University of Michigan
This essay is part of our series, Flattened By the Curve, which features the voices of doctors, nurses, healthcare workers, and others on the front lines against COVID-19. For information on how to submit, click here.
Outside of Saginaw, a gauzy layer of frost coats the fields. There’s some frost on the trees, too, but not much. Mostly, the trees are bare; in Michigan, spring staggers in late and lasts a minute.
Along this particular stretch of interstate, most trees stand near the occasional farmhouse, whose initial inhabitants probably did not imagine a future front porch view of this gray slash of asphalt along which I hurtle.
Trees, collectively speaking, must be weary of being implicated so frequently in metaphor and analogy, but on this drive it’s hard to see them as anything but anatomical: vasculature, maybe, but more like upside-down airways. Big, plump trachea staked into the soil; mainstem bronchi taking off at the carina; then into an explosion of twigs, little bronchioles leading to the air sacs, the alveoli, the end of the road, so to speak, but also just the beginning.
Crumpled in the glove compartment is the past week’s worth of lightly used, pale yellow surgical masks, now an unexpectedly hot commodity. The children I used them with didn’t seem to have COVID, Even so, in the coming weeks it becomes clear that we don’t actually have much of a clue about who does and does not have the virus, and that this unsettling state of uncertainty is unlikely to be resolved soon.
The day the schools closed, I sent my husband with our four girls out to the country. It wasn’t clear if this was the right thing to do, or when I might see them again. As a general pediatrician, I wasn’t on the front lines intubating COVID patients, but social media was abuzz with accounts of hapless Italian orthopods managing ventilators and healthy young adults dropping dead out of the blue, so the right thing to do seemed like anybody’s guess.
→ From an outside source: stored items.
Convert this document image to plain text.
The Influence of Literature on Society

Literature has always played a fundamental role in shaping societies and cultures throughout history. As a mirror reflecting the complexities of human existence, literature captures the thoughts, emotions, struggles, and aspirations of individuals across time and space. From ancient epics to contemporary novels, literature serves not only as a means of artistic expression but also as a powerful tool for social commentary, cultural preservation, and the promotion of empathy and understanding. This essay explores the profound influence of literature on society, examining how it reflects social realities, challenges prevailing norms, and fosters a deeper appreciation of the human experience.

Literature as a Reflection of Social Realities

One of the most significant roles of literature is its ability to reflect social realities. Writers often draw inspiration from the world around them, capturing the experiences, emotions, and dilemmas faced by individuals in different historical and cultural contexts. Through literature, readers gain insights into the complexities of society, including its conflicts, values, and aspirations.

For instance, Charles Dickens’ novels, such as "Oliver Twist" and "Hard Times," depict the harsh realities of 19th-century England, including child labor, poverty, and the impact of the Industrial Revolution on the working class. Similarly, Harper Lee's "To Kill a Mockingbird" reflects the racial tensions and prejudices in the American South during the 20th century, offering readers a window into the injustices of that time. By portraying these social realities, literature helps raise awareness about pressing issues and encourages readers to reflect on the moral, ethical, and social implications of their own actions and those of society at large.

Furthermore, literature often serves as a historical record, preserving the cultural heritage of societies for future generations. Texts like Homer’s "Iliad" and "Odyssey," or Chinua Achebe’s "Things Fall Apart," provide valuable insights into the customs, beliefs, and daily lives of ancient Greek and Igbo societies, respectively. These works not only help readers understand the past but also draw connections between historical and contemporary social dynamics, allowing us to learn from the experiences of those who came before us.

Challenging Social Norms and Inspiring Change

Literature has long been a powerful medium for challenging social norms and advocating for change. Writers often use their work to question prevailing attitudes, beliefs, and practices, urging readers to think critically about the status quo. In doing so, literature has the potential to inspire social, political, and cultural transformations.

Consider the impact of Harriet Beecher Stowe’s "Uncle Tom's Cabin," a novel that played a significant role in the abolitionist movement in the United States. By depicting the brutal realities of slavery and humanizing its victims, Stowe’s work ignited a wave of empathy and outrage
After a stretch of work followed by built-in isolation time, I set out to join them in the north, watching the trees as I drove, thinking of the feeling of tilting a little forehead backward, chin up, sniffing position. Pry open the mouth, slide in the cool, stainless steel blade. Visualize the glistening white cords, stretched around the opening of the abyss like rubber bands.
Up north, we swing under a giant weeping willow, and rock in a hammock slung between two ancient cottonwoods. To our friends the trees, the world around them probably looked much the same a century ago, as the globe was being traversed by a different minuscule marauder said to have originated in Haskell County, Kansas. In the hammock, the girls give each other silly personality quizzes: Are you a cupcake, pudding, or lollipop? Which jungle animal are you? Which word would your friends say describes you best?
Which word describes the pandemic best? Destructive, cataclysmic, devastating, tragic? I’d have to go with quiet. A good quiet, yes, the kind where you can hear the rustling of the leaves, and the Phoebe bird who calls my name, but an eerie, disquieting quiet too; the quiet of businesses closed, lights off, appointments canceled, salaries slashed, workers furloughed, children hungry. A quiet that blows wide open the stories we all tell about ourselves, about what we do, about why anything matters. A quiet that drapes dappled sunlight onto your skin, and dampens the echoes of far-off code pagers and sirens so that the sound waves flatten into nothing just as they reach your ear.
Phoebe Danziger is a pediatrician, ethicist, and writer. She lives in Michigan with her husband and their four daughters.